Photo courtesy of Deborah Singer
For all of its innovation, the tech sector still lags behind the general economy in gender parity, and the news is only getting worse: Whereas the percentage of women in the US workforce has gradually increased to 46.8 percent in recent decades, the number of women in tech jobs remains far lower. And the figures for women in leadership roles still hover around a far-from-equal 25 percent.
Girls Who Code is on a mission to close the gender gap in STEM education and in computer science in particular by 2027, ultimately empowering the rising generation of girls to assume positions of leadership. Deborah Singer (MBA 2013) is chief marketing officer of the national nonprofit that is working to transform the idea of what a programmer looks like. Between summer and on-campus programs, Girls Who Code is building a movement to equip young women with the necessary skills for the work ahead.
“Until we see women making it into positions of power at the same rate as men, we need organizations to help us navigate more challenging roads than the ones men have to navigate,” says Singer.

Photo by Stuart Cahill
“Even if obvious gender bias seems to have disappeared, more subtle forms of bias or ways in which bias gets expressed can come out in policy or in concerns about work-family conflict. These themes all work together.”
—Lakshmi Ramarajan, Anna Spangler Nelson and Thomas C. Nelson Associate Professor of Business Administration

Photo courtesy of Erica Santoni
“HBS has helped me imagine the path to becoming a diversity and inclusion officer within a company—a role that doesn’t exist in Italy, where I’m from. It also broadened my views on what we can do to improve diversity and inclusion across all dimensions—gender, ethnicity, race, sexual orientation, and others.

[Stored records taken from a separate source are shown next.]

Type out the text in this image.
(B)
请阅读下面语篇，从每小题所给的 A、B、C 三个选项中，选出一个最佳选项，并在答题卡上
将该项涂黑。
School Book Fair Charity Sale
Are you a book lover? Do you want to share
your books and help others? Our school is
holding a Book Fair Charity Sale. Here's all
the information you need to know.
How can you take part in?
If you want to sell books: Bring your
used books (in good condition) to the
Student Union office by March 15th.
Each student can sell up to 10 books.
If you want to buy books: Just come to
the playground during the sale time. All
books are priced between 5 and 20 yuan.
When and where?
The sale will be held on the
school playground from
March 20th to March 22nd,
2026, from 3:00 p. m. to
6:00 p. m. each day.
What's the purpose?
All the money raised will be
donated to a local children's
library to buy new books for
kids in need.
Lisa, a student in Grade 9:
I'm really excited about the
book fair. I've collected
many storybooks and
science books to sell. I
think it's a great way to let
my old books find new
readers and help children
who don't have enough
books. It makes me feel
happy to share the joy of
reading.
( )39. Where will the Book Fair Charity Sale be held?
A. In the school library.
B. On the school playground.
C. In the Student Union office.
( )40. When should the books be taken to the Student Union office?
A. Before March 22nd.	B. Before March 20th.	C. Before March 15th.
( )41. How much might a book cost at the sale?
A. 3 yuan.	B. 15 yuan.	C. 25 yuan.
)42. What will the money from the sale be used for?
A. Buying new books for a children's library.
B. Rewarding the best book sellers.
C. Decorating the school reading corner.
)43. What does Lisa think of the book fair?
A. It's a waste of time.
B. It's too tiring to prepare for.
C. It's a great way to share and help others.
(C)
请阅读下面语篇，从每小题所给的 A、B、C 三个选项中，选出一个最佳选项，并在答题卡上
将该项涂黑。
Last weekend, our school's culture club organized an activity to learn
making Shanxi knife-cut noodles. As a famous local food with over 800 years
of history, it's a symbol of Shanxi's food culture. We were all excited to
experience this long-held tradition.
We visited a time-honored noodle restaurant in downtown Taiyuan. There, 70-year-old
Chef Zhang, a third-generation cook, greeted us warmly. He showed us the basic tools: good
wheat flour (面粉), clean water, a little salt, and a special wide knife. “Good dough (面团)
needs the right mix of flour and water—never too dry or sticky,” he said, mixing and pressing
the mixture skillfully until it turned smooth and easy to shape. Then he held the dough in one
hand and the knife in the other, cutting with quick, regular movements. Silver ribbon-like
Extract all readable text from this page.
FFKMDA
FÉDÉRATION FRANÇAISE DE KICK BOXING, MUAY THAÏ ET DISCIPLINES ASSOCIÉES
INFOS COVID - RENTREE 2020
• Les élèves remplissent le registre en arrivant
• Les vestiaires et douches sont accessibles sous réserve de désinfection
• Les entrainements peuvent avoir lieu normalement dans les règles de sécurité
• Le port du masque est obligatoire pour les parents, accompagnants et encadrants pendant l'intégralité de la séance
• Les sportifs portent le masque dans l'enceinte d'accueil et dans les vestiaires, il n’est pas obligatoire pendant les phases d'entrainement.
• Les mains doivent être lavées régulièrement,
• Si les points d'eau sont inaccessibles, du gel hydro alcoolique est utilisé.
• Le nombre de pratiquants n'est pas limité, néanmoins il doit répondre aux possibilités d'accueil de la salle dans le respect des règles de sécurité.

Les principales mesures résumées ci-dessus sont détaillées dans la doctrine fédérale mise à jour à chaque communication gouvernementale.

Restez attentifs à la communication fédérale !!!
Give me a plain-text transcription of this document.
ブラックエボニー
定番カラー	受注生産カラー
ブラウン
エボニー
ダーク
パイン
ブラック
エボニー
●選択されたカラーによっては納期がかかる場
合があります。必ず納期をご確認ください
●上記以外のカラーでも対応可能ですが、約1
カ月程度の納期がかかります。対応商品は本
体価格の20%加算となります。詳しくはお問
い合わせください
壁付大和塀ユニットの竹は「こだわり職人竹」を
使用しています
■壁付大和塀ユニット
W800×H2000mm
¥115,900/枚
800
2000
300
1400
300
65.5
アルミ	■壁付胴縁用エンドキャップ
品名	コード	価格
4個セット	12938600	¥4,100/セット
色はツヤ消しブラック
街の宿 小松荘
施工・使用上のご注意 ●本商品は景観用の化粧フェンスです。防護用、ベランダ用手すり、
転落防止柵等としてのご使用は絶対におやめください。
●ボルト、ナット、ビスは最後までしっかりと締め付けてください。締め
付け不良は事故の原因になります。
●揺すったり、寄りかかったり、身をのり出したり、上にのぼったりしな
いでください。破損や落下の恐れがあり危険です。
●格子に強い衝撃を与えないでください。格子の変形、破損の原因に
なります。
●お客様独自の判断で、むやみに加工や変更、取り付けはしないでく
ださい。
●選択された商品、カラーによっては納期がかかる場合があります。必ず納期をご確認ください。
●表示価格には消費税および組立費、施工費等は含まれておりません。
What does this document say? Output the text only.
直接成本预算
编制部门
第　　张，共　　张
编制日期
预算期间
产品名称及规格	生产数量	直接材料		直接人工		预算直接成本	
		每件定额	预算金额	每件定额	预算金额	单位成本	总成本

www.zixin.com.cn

This is something I will take with me for the rest of my life.”
—Erica Santoni (MBA 2019), Co-President, Women’s Student Association

Photo by Evgenia Eliseeva
Since 2016, 158 women have participated in the Executive Education program co-chaired by professors Lynn Paine and Boris Groysberg, which provides senior executives with the opportunity to navigate the board selection process and to explore ways to effectively govern as a corporate director.